Deepfakes are getting quite good, but they still usually include some tells if you look closely. And there are automated detection tools that, while much less reliable than I'd like, still have an accuracy significantly better than chance.
Market resolves based on whether I'm aware of any discrimination method that has a <15% FNR and FPR on the deepfakes I test it on. (Giving me a reasonable period to try to find/develop such a method, and a reasonable amount of discretion on what videos I test it on.)
I will not include active detection methods, where the human has to do something in response to a prompt. The method must be able to succeed on analysis of an existing video file.
Any deepfake technology is allowed, could be de-novo or a swap over a video of a real person. (It must be able to swap more than just the face though- hair too at least.)
I will be focusing on short clips (<1 minute) of humans doing or saying normal things. It doesn't need to be able to generate a full coherent movie, or realistic footage of highly out-of-distribution events. It does need to be able to handle slightly out-of-distribution events, like "make the person say wobble wobble wobble wobble while holding their hands straight out to the side".
The deepfakes must be generatable in no more than 5 minutes and $1000 of compute.
There will be no AI clarifications added to this market's description.
People are also trading
We're already almost there. It's hard to imagine not closing the gap in 4 years with so much of the world's capital invested in it.

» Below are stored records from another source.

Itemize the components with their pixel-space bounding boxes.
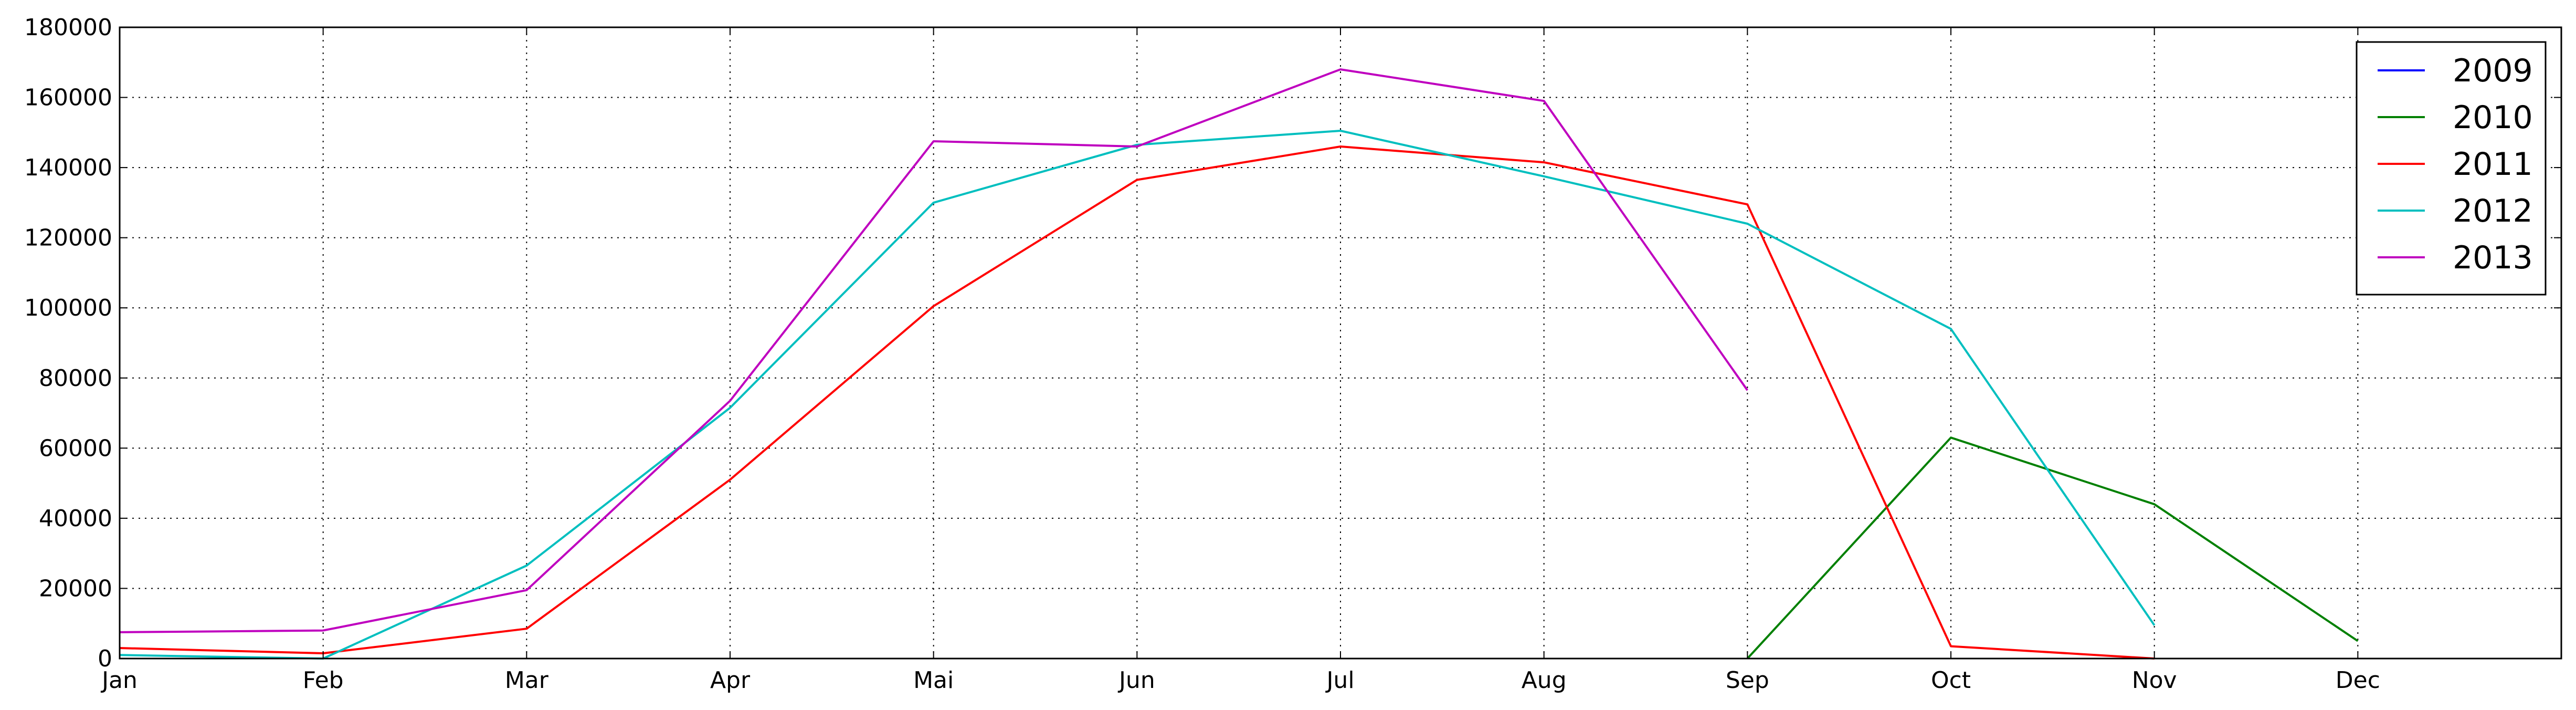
y-tick-label: 180000: [24, 14, 112, 41]
x-tick-label: Apr: [710, 667, 751, 694]
x-tick-label: Sep: [1726, 667, 1769, 694]
series-line-2011: [119, 145, 2155, 660]
y-tick-label: 60000: [39, 435, 112, 462]
x-tick-label: Mar: [505, 667, 549, 694]
x-tick-label: Nov: [2132, 667, 2177, 694]
y-tick-label: 20000: [39, 575, 112, 602]
legend: 2009 2010 2011 2012 2013: [2356, 41, 2547, 296]
tick-layer: [119, 27, 2561, 659]
axis-labels: Jan Feb Mar Apr Mai Jun Jul Aug Sep Oct Nov Dec 0 200…: [24, 14, 2380, 694]
grid-layer: [120, 27, 2561, 659]
series-line-2013: [119, 68, 1748, 633]
y-tick-label: 80000: [39, 365, 112, 392]
series-layer: [119, 68, 2359, 660]
y-tick-label: 120000: [24, 225, 112, 252]
y-tick-label: 140000: [24, 154, 112, 181]
x-tick-label: Jul: [1325, 667, 1354, 694]
y-tick-label: 0: [98, 645, 112, 672]
y-tick-label: 100000: [24, 295, 112, 321]
x-tick-label: Feb: [303, 667, 344, 694]
legend-label-2013: 2013: [2453, 239, 2533, 276]
x-tick-label: Jan: [100, 667, 138, 694]
legend-label-2012: 2012: [2453, 193, 2533, 229]
y-tick-label: 160000: [24, 85, 112, 111]
legend-label-2011: 2011: [2453, 146, 2533, 183]
legend-label-2010: 2010: [2453, 99, 2533, 136]
legend-box: [2356, 41, 2547, 296]
x-tick-label: Mai: [913, 667, 954, 694]
x-tick-label: Aug: [1522, 667, 1567, 694]
legend-label-2009: 2009: [2453, 53, 2533, 89]
x-tick-label: Jun: [1117, 667, 1155, 694]
y-tick-label: 40000: [39, 505, 112, 532]
series-line-2010: [1746, 436, 2359, 660]
x-tick-label: Dec: [2336, 667, 2380, 694]
x-tick-label: Oct: [1931, 667, 1971, 694]
series-line-2012: [119, 130, 2156, 660]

I do think the "normal things" qualifier is quite important though. Deepfakes of crazy/impossible things is a very different question that I'm less sure of.
@xjp Most capital is invested in creating deepfakes that can fool humans, because millions of idiots will pay a lot for this capability. The market for deepfakes that fool automated tools is much smaller, as those are basically only useful for fraud and cyberwarfare.
@IsaacKing Success at fooling humans is probably highly correlated with success at fooling detection tools. I believe currently automated tools are worse than expert humans at detection both for text and video. Do you expect that to change?